In this article, we'll look at some key areas of New Mexico law as they apply to medical malpractice cases. We'll start with the time limit, or "statute of limitations," that applies to medical malpractice cases brought in the state. We'll also look at how New Mexico limits damage awards to successful plaintiffs in medical malpractice cases, and we'll examine a few other key laws that affect a medical malpractice lawsuit in New Mexico.
New Mexico sets a limit, known as a "statute of limitations," on the time an injured person has to bring a medical malpractice case to court. In New Mexico, this time limit expires after three years. For children who were under age six when the injury occurs, the time limit expires on the child's ninth birthday.
In most personal injury cases, the statute of limitations is based on the date of the injury, expiring three years after that date in New Mexico. In medical malpractice cases, however, applying the statute of limitations can be difficult, especially when an injury occurs on one date but doesn't become apparent for days, months, or even years afterwards. To ensure you understand exactly how the statute of limitations applies in your case, it's best to speak to an attorney with experience handling these types of cases.
Bottom line: It's crucial to comply with this rule, because if you try to file your medical malpractice lawsuit after the statute of limitations deadline has passed, the court will throw out your case and you'll lose your right to a civil remedy.
New Mexico sets limits on medical malpractice awards when a plaintiff has made a successful case and a jury has decided to hold the defendant liable. These limits apply to non-economic damages and to some economic damages, such as future payments of medical bills.
New Mexico caps non-economic damages in medical malpractice cases at $600,000. "Non-economic" damages include compensation for the plaintiff's pain and suffering, loss of enjoyment of life, loss of consortium, and similar losses stemming from the medical malpractice. Non-economic damages do not include (and so this cap does not apply to) compensation for medical expenses, lost income, and other easily quantifiable financial losses (economic damages).
Although New Mexico does not limit economic damages to a specific dollar amount, the state does limit the payment of future medical bills to amounts actually incurred. This means that if an injured person will need continued medical care for a medical-negligence-inflicted injury, he or she may only receive damages for bills actually received, instead of a speculative amount based on estimates.

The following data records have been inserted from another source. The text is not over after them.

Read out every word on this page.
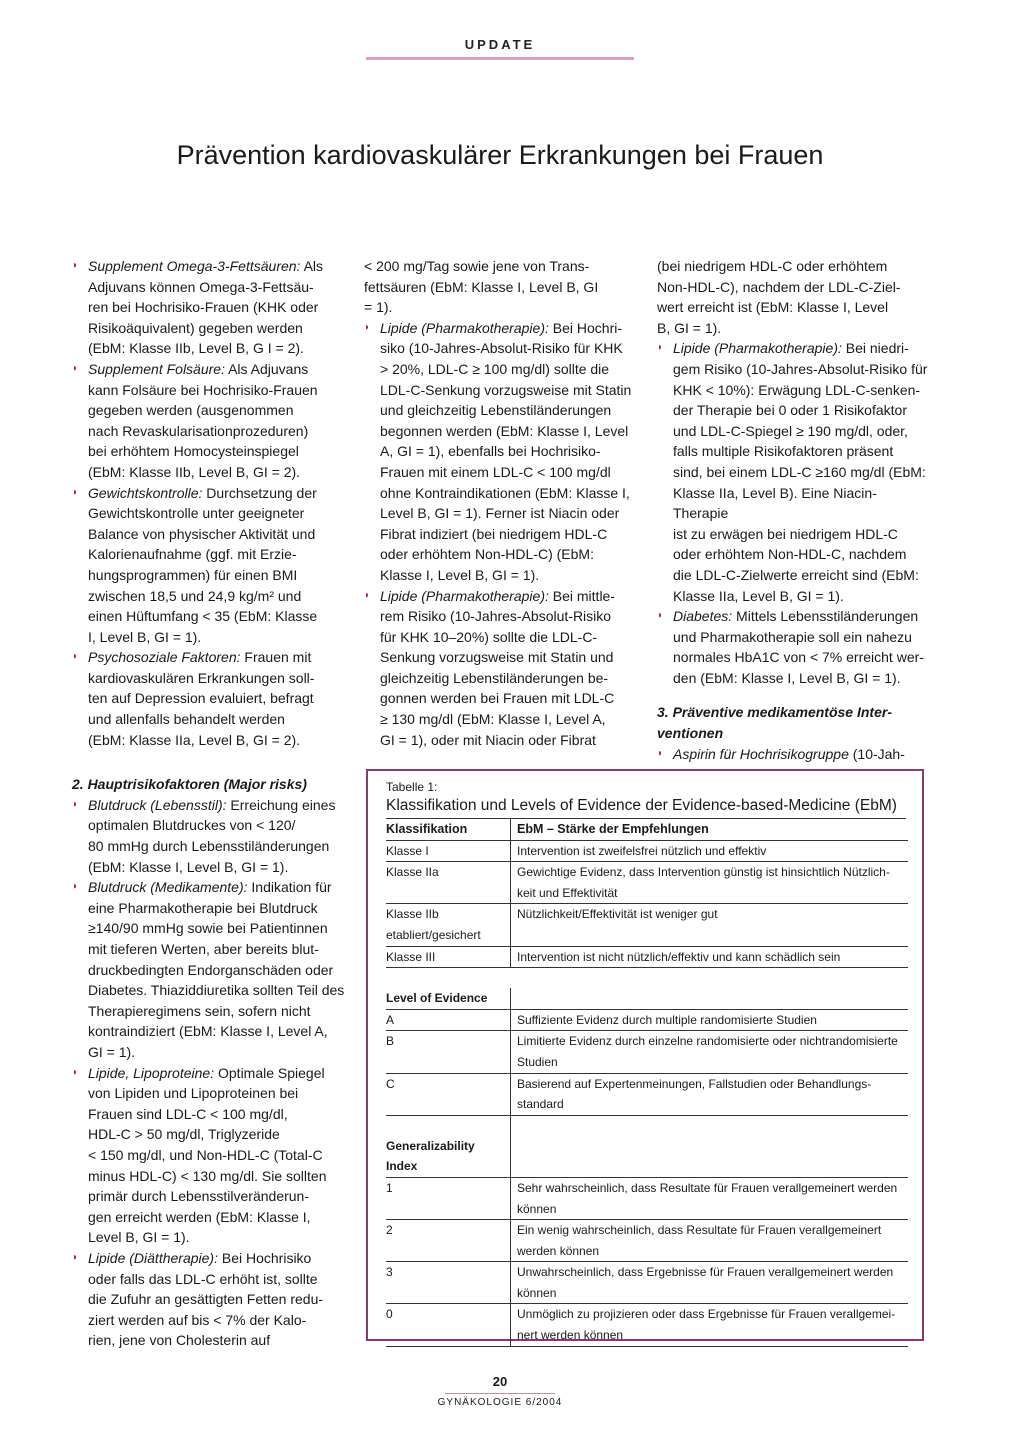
UPDATE
Prävention kardiovaskulärer Erkrankungen bei Frauen
◗ Supplement Omega-3-Fettsäuren: Als
Adjuvans können Omega-3-Fettsäu-
ren bei Hochrisiko-Frauen (KHK oder
Risikoäquivalent) gegeben werden
(EbM: Klasse IIb, Level B, G I = 2).
◗ Supplement Folsäure: Als Adjuvans
kann Folsäure bei Hochrisiko-Frauen
gegeben werden (ausgenommen
nach Revaskularisationprozeduren)
bei erhöhtem Homocysteinspiegel
(EbM: Klasse IIb, Level B, GI = 2).
◗ Gewichtskontrolle: Durchsetzung der
Gewichtskontrolle unter geeigneter
Balance von physischer Aktivität und
Kalorienaufnahme (ggf. mit Erzie-
hungsprogrammen) für einen BMI
zwischen 18,5 und 24,9 kg/m² und
einen Hüftumfang < 35 (EbM: Klasse
I, Level B, GI = 1).
◗ Psychosoziale Faktoren: Frauen mit
kardiovaskulären Erkrankungen soll-
ten auf Depression evaluiert, befragt
und allenfalls behandelt werden
(EbM: Klasse IIa, Level B, GI = 2).
2. Hauptrisikofaktoren (Major risks)
◗ Blutdruck (Lebensstil): Erreichung eines
optimalen Blutdruckes von < 120/
80 mmHg durch Lebensstiländerungen
(EbM: Klasse I, Level B, GI = 1).
◗ Blutdruck (Medikamente): Indikation für
eine Pharmakotherapie bei Blutdruck
≥140/90 mmHg sowie bei Patientinnen
mit tieferen Werten, aber bereits blut-
druckbedingten Endorganschäden oder
Diabetes. Thiaziddiuretika sollten Teil des
Therapieregimens sein, sofern nicht
kontraindiziert (EbM: Klasse I, Level A,
GI = 1).
◗ Lipide, Lipoproteine: Optimale Spiegel
von Lipiden und Lipoproteinen bei
Frauen sind LDL-C < 100 mg/dl,
HDL-C > 50 mg/dl, Triglyzeride
< 150 mg/dl, und Non-HDL-C (Total-C
minus HDL-C) < 130 mg/dl. Sie sollten
primär durch Lebensstilveränderun-
gen erreicht werden (EbM: Klasse I,
Level B, GI = 1).
◗ Lipide (Diättherapie): Bei Hochrisiko
oder falls das LDL-C erhöht ist, sollte
die Zufuhr an gesättigten Fetten redu-
ziert werden auf bis < 7% der Kalo-
rien, jene von Cholesterin auf
< 200 mg/Tag sowie jene von Trans-
fettsäuren (EbM: Klasse I, Level B, GI
= 1).
◗ Lipide (Pharmakotherapie): Bei Hochri-
siko (10-Jahres-Absolut-Risiko für KHK
> 20%, LDL-C ≥ 100 mg/dl) sollte die
LDL-C-Senkung vorzugsweise mit Statin
und gleichzeitig Lebenstiländerungen
begonnen werden (EbM: Klasse I, Level
A, GI = 1), ebenfalls bei Hochrisiko-
Frauen mit einem LDL-C < 100 mg/dl
ohne Kontraindikationen (EbM: Klasse I,
Level B, GI = 1). Ferner ist Niacin oder
Fibrat indiziert (bei niedrigem HDL-C
oder erhöhtem Non-HDL-C) (EbM:
Klasse I, Level B, GI = 1).
◗ Lipide (Pharmakotherapie): Bei mittle-
rem Risiko (10-Jahres-Absolut-Risiko
für KHK 10–20%) sollte die LDL-C-
Senkung vorzugsweise mit Statin und
gleichzeitig Lebenstiländerungen be-
gonnen werden bei Frauen mit LDL-C
≥ 130 mg/dl (EbM: Klasse I, Level A,
GI = 1), oder mit Niacin oder Fibrat
(bei niedrigem HDL-C oder erhöhtem
Non-HDL-C), nachdem der LDL-C-Ziel-
wert erreicht ist (EbM: Klasse I, Level
B, GI = 1).
◗ Lipide (Pharmakotherapie): Bei niedri-
gem Risiko (10-Jahres-Absolut-Risiko für
KHK < 10%): Erwägung LDL-C-senken-
der Therapie bei 0 oder 1 Risikofaktor
und LDL-C-Spiegel ≥ 190 mg/dl, oder,
falls multiple Risikofaktoren präsent
sind, bei einem LDL-C ≥160 mg/dl (EbM:
Klasse IIa, Level B). Eine Niacin-Therapie
ist zu erwägen bei niedrigem HDL-C
oder erhöhtem Non-HDL-C, nachdem
die LDL-C-Zielwerte erreicht sind (EbM:
Klasse IIa, Level B, GI = 1).
◗ Diabetes: Mittels Lebensstiländerungen
und Pharmakotherapie soll ein nahezu
normales HbA1C von < 7% erreicht wer-
den (EbM: Klasse I, Level B, GI = 1).
3. Präventive medikamentöse Inter-
ventionen
◗ Aspirin für Hochrisikogruppe (10-Jah-
Tabelle 1:
Klassifikation und Levels of Evidence der Evidence-based-Medicine (EbM)
Klassifikation	EbM – Stärke der Empfehlungen
Klasse I	Intervention ist zweifelsfrei nützlich und effektiv
Klasse IIa	Gewichtige Evidenz, dass Intervention günstig ist hinsichtlich Nützlich-keit und Effektivität
Klasse IIb etabliert/gesichert	Nützlichkeit/Effektivität ist weniger gut
Klasse III	Intervention ist nicht nützlich/effektiv und kann schädlich sein

Level of Evidence	
A	Suffiziente Evidenz durch multiple randomisierte Studien
B	Limitierte Evidenz durch einzelne randomisierte oder nichtrandomisierte Studien
C	Basierend auf Expertenmeinungen, Fallstudien oder Behandlungs-standard

Generalizability Index	
1	Sehr wahrscheinlich, dass Resultate für Frauen verallgemeinert werden können
2	Ein wenig wahrscheinlich, dass Resultate für Frauen verallgemeinert werden können
3	Unwahrscheinlich, dass Ergebnisse für Frauen verallgemeinert werden können
0	Unmöglich zu projizieren oder dass Ergebnisse für Frauen verallgemei-nert werden können
20
GYNÄKOLOGIE 6/2004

(See Types of Damages and Compensation in a Medical Malpractice Case for more detail on each type.)
New Mexico law also limits the total damages any one defendant must pay to $200,000, even if the total damages awarded to the plaintiff in the case is greater. If the total damages are greater than the limits placed on all defendants (and remember, that's $200,000 each), the balance is paid from New Mexico's Patient Compensation Fund.
Medical malpractice cases in New Mexico may be brought against any responsible health care provider, including doctors, counselors, and psychotherapists.

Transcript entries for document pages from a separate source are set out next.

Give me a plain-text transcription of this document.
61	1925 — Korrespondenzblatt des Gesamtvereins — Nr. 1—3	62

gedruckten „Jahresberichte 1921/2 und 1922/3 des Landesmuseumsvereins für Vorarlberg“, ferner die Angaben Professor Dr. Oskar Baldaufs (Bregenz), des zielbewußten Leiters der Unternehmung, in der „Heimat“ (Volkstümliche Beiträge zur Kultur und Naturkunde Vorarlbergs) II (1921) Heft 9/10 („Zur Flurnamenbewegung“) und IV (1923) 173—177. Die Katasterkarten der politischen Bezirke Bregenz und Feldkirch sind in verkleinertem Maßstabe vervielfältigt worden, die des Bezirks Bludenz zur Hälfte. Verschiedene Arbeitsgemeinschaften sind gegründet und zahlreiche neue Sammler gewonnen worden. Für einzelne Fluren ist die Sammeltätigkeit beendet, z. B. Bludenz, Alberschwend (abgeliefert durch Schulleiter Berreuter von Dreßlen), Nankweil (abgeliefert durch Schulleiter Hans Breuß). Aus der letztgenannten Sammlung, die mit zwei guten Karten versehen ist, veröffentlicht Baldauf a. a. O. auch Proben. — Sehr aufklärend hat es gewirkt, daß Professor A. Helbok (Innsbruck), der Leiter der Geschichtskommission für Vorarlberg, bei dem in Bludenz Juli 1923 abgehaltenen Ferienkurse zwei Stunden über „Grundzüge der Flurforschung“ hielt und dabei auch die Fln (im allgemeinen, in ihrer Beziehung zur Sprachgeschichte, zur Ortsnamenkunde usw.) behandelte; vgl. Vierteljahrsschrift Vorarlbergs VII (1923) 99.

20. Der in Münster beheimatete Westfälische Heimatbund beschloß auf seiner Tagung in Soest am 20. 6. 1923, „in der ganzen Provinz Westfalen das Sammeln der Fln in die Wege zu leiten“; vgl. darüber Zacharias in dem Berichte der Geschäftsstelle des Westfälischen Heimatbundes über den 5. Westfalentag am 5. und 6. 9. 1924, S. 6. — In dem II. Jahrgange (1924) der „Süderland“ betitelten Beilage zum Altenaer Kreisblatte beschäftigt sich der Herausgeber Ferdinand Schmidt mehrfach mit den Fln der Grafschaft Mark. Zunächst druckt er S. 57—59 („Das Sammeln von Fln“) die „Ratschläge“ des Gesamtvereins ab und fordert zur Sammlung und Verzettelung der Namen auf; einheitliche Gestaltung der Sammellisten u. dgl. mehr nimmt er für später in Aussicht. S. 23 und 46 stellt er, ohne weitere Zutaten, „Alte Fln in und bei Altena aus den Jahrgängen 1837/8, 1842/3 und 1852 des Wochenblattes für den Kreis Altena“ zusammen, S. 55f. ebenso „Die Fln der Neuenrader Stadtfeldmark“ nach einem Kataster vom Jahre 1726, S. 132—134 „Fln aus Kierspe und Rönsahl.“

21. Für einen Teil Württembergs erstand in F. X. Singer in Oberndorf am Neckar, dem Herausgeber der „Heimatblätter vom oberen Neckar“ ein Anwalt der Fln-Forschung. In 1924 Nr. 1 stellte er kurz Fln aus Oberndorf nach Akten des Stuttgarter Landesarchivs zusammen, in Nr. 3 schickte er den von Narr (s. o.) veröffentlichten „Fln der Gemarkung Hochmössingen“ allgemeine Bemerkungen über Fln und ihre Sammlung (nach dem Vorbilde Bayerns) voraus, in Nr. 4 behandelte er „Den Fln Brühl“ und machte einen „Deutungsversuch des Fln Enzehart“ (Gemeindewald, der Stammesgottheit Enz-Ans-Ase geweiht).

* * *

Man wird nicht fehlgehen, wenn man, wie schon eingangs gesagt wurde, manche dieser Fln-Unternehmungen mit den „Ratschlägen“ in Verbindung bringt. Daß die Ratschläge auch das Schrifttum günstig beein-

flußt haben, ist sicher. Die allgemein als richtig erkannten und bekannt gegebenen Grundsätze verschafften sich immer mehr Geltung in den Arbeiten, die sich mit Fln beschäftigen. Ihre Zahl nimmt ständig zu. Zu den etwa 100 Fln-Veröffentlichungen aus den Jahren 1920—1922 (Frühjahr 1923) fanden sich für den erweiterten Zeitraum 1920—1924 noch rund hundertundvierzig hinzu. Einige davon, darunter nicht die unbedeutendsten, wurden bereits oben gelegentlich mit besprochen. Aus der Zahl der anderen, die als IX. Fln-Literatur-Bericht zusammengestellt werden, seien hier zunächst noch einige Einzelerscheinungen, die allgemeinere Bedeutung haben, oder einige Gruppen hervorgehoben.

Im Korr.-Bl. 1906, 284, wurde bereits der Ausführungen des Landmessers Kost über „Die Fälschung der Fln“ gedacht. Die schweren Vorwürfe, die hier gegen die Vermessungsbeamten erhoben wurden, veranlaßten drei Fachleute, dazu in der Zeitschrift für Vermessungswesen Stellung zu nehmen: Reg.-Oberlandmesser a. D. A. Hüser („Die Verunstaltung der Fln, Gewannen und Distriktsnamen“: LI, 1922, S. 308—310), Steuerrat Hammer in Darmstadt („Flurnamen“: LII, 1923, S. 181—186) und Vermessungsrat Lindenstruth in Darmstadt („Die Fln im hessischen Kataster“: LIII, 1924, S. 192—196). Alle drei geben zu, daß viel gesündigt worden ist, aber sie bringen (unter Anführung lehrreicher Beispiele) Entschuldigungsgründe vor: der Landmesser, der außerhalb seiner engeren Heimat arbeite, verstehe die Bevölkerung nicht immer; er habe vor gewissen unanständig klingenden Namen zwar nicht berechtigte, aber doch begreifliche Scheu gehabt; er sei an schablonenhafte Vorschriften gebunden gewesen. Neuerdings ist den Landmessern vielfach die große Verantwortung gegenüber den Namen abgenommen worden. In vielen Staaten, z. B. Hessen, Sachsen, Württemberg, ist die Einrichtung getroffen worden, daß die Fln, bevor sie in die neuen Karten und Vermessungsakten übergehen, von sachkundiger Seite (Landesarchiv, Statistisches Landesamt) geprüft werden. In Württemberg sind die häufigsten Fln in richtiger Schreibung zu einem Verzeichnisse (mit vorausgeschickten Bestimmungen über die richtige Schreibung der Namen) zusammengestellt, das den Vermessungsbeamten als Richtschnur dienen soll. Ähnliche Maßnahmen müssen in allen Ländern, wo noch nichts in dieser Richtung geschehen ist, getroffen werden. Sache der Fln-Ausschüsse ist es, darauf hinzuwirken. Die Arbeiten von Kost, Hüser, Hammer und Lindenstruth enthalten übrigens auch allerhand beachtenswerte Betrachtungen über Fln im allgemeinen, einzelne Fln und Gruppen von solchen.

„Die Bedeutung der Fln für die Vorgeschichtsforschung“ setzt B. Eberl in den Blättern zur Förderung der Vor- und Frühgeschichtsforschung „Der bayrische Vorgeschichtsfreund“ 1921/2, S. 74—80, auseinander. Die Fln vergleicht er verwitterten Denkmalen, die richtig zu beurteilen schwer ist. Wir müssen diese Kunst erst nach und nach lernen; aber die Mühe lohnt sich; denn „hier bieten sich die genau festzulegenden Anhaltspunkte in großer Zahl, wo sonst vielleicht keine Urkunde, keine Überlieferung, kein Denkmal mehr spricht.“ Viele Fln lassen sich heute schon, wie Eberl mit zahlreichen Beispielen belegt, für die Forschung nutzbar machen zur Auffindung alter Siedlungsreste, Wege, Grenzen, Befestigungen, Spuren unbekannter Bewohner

Although New Mexico does not have an affidavit of merit requirement (a sworn statement from an expert witness that must accompany the initial medical malpractice complaint in some states), it does require the use of expert testimony in nearly all medical malpractice cases.
Medical expert witness testimony is required to prove that a medical provider's care fell below the generally-accepted standard of care, which defines negligence in medical malpractice cases. New Mexico does not impose any special restrictions on the testimony of expert witnesses in medical malpractice cases, however.